Chapter 22
Just like that, my head was spinning. Did I really mean that little to him?
Was I really going to be forever cast aside in public as a ‘friend’?
I really didn’t understand him. He was always surprising me, but this…
well, this was a surprise he could shove up his arse sideways.
This was not how I wanted to be treated.
I said nothing as he drove me home. I said nothing as I walked into my house and he followed, and I said nothing as I made a coffee.
“Are you going to spit it out or not?” he sneered.
“Just your ‘friend’, am I?” I snapped back.
“Really? What would you have me tell him, Ellis? Did you want me to tell him, ‘Hi, this is the guy I like to stick my dick in. Yes, I’m a raging homo’?”
I couldn’t believe he was talking to me like that.
I couldn’t believe he didn’t think I was someone worth having more respect for.
I felt like his dirty little secret. Suddenly, everything we had was seedy and dirty and cheap.
I was disgusted with him and with myself for falling for someone who would ever treat me like that.
“In those words? No, not exactly what I was expecting, but how about something as simple as ‘he’s my boyfriend’? Or is having a boyfriend beneath you?”
He ran his fingers through his hair. “Jesus Christ, Ellis. That’s not what this is. I’m not ashamed of you, I’m just a fucking private person, okay? I have a high-profile company. I’m a high-profile person. You know this.”
Really? That was a good reason for this in his book? “So, fucking what, Aiden? I don’t see the problem with people knowing you’re gay. Jesus, that’s why you were always seen with women, isn’t it? You’re in the fucking closet. Does your family even know?”
“Ellis,” he pleaded, and tried to reach out for me.
“Don’t fucking touch me.” I pulled away from him.
“It’s not like that. My family know I’m gay. My mum, my dad, my sister, they all know, and they have no objections to me being what I am.”
I scoffed. “No objections? You make it sound like some dangerous hobby that you’ve taken up and they’ve had to approve of.”
“Jesus, what the fuck do you want me to say, Ellis? I’m sorry, but I really don’t understand why you need to make this such a big thing!” He was pacing like he did in a business meeting when he was under pressure. Good! I needed him to understand what this meant to me.
“Because it is a big fucking thing to me, okay? Do you never wonder why the only parent I talk about isn’t even mine?
Do you never wonder why it’s just me and Sylvie?
I’ll tell you, shall I? Baxter is Tim’s name.
I took it to finally cut all ties with the mother and father that thought I was a disgusting abomination and wouldn’t even speak to me after I came out to them.
My mother told me I was fucking dead to her, and my father beat the living shit out of me and told me he clearly wasn’t my real father, because he would never have a queer kid.
I was fucking sixteen years old, Aiden. So, yes, being treated like your dirty fucking secret makes me feel just like they did when I was a kid. ”
He looked like I had slapped him in the face. “I didn’t know,” he murmured.
“Yeah, well, why the fuck would you? It’s not like we’ve been dating that long, and I have enough baggage around me already without dumping more at your door.”
His hand went to my arm and then dropped back down to his side.
“I am not publicly gay. It’s something my father thought would be better for the business.
He didn’t think people would be respectful or pleasant, and he suggested I just didn’t tell people.
But I’ve never been in a situation where I’ve been out publicly with someone the way I have with you.
And when that old client approached me, I panicked, and I just said you were my friend. ”
“Yeah, well, if you’re the best kind of friend I can get then I need a better fucking class of friend.” I didn’t mean to sound so much like an asshole, but fear, self-loathing, and embarrassment poured out of me. “You made me feel like nothing, Aiden.”
He shook his head. “No.

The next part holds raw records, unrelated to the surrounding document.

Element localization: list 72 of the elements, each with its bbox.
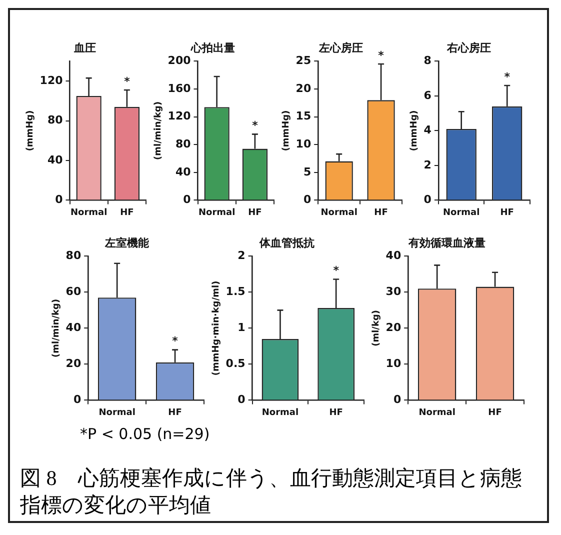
- y-tick-label: 80: [66, 249, 82, 262]
- x-tick-label: HF: [168, 408, 182, 418]
- y-tick-label: 120: [40, 74, 64, 87]
- y-tick-label: 80: [47, 114, 64, 127]
- y-axis-title: (ml/min/kg): [52, 298, 62, 358]
- x-tick-label: HF: [488, 408, 502, 418]
- y-axis-title: (mmHg·min·kg/ml): [212, 280, 222, 376]
- chart-title: 有効循環血液量: [408, 236, 486, 250]
- annotation: *: [378, 48, 384, 62]
- text: 図 8 心筋梗塞作成に伴う、血行動態測定項目と病態指標の変化の平均値: [20, 465, 523, 519]
- chart-title: 体血管抵抗: [258, 236, 314, 250]
- y-tick-label: 4: [424, 124, 432, 137]
- annotation: *: [333, 264, 340, 278]
- y-tick-label: 40: [386, 249, 402, 262]
- text: *P < 0.05 (n=29): [80, 425, 211, 443]
- y-tick-label: 160: [168, 82, 192, 95]
- y-tick-label: 0: [238, 393, 246, 406]
- y-tick-label: 10: [386, 357, 402, 370]
- chart-title: 左心房圧: [318, 41, 363, 54]
- y-tick-label: 120: [168, 110, 192, 123]
- y-tick-label: 2: [424, 158, 432, 172]
- y-tick-label: 40: [66, 321, 82, 334]
- x-tick-label: Normal: [70, 208, 108, 218]
- chart-title: 血圧: [73, 41, 96, 54]
- y-tick-label: 40: [47, 153, 64, 166]
- x-tick-label: Normal: [198, 208, 236, 218]
- y-tick-label: 60: [66, 285, 82, 298]
- x-tick-label: HF: [374, 208, 388, 218]
- y-tick-label: 0: [393, 393, 402, 406]
- y-tick-label: 10: [296, 137, 312, 150]
- y-tick-label: 1.5: [226, 285, 246, 298]
- y-axis-title: (ml/kg): [372, 310, 382, 346]
- y-tick-label: 20: [296, 82, 312, 95]
- y-axis-title: (mmHg): [26, 110, 36, 152]
- y-tick-label: 30: [386, 285, 402, 298]
- annotation: *: [504, 70, 510, 84]
- x-tick-label: Normal: [98, 408, 136, 418]
- y-tick-label: 80: [175, 137, 192, 150]
- y-tick-label: 2: [238, 249, 246, 262]
- x-tick-label: HF: [248, 208, 262, 218]
- y-tick-label: 6: [424, 88, 432, 102]
- y-tick-label: 0: [55, 193, 64, 206]
- y-tick-label: 0: [73, 393, 82, 406]
- y-axis-title: (ml/min/kg): [154, 101, 164, 160]
- y-tick-label: 0: [183, 193, 192, 206]
- y-tick-label: 0: [303, 193, 312, 206]
- x-tick-label: HF: [329, 408, 343, 418]
- x-tick-label: Normal: [442, 208, 480, 218]
- y-tick-label: 0.5: [226, 357, 246, 370]
- y-axis-title: (mmHg): [282, 110, 292, 152]
- annotation: *: [172, 334, 178, 348]
- x-tick-label: HF: [120, 208, 134, 218]
- chart-title: 右心房圧: [446, 41, 491, 54]
- annotation: *: [252, 119, 258, 132]
- chart-title: 心拍出量: [190, 41, 235, 54]
- y-tick-label: 15: [296, 110, 312, 123]
- y-tick-label: 20: [66, 357, 82, 370]
- y-tick-label: 200: [168, 54, 192, 68]
- chart-title: 左室機能: [104, 236, 150, 250]
- y-tick-label: 1: [238, 321, 246, 334]
- x-tick-label: Normal: [262, 408, 299, 418]
- x-tick-label: Normal: [418, 408, 456, 418]
- x-tick-label: HF: [500, 208, 514, 218]
- x-tick-label: Normal: [320, 208, 358, 218]
- y-tick-label: 20: [386, 321, 402, 334]
- annotation: *: [124, 74, 130, 88]
- y-tick-label: 8: [424, 54, 432, 68]
- y-tick-label: 40: [175, 165, 192, 178]
- y-tick-label: 25: [296, 54, 312, 68]
- y-axis-title: (mmHg): [410, 110, 420, 152]
- y-tick-label: 5: [303, 165, 312, 178]
- y-tick-label: 0: [424, 193, 432, 206]
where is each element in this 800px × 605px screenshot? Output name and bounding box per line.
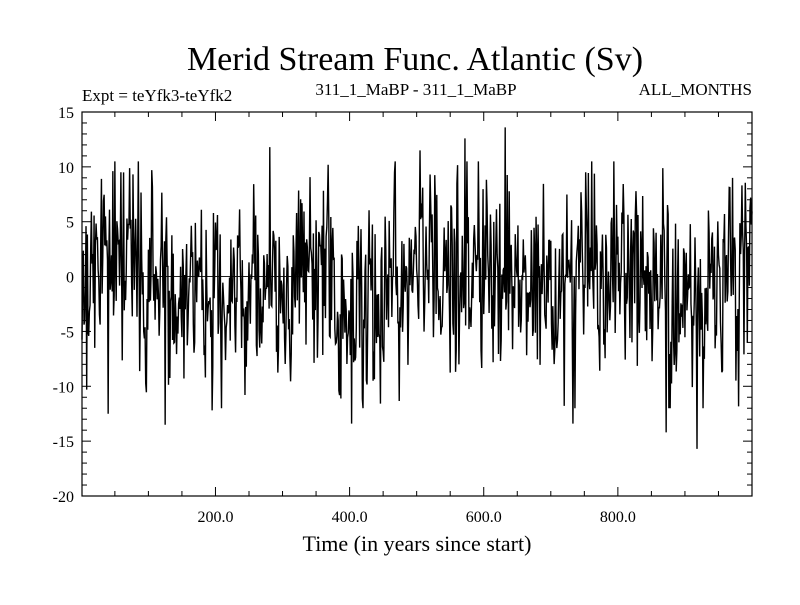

Jesus, no, Ellis. You are not nothing to me.”
“I can’t deal with this right now. You need to leave.”
“Ellis!”
I shook my head. “No, Aiden. I can’t. Fuck you. I’m worth so much more than that shit.”
He hung his head in defeat. He didn’t utter another word, and he walked out the front door, got in his car, and was gone.
My legs gave up and I sank to my knees, tears streaming down my face. I couldn’t bear the thought of facing him again after this. I couldn't believe he had dismissed me so completely after everything.
What if this was it? What if it was over? I stayed on the kitchen floor and let all the emotions I had kept in for everything pour out. I was hurt by my parents, hurt by Tim's loss, and now hurt by such a rejection from Aiden.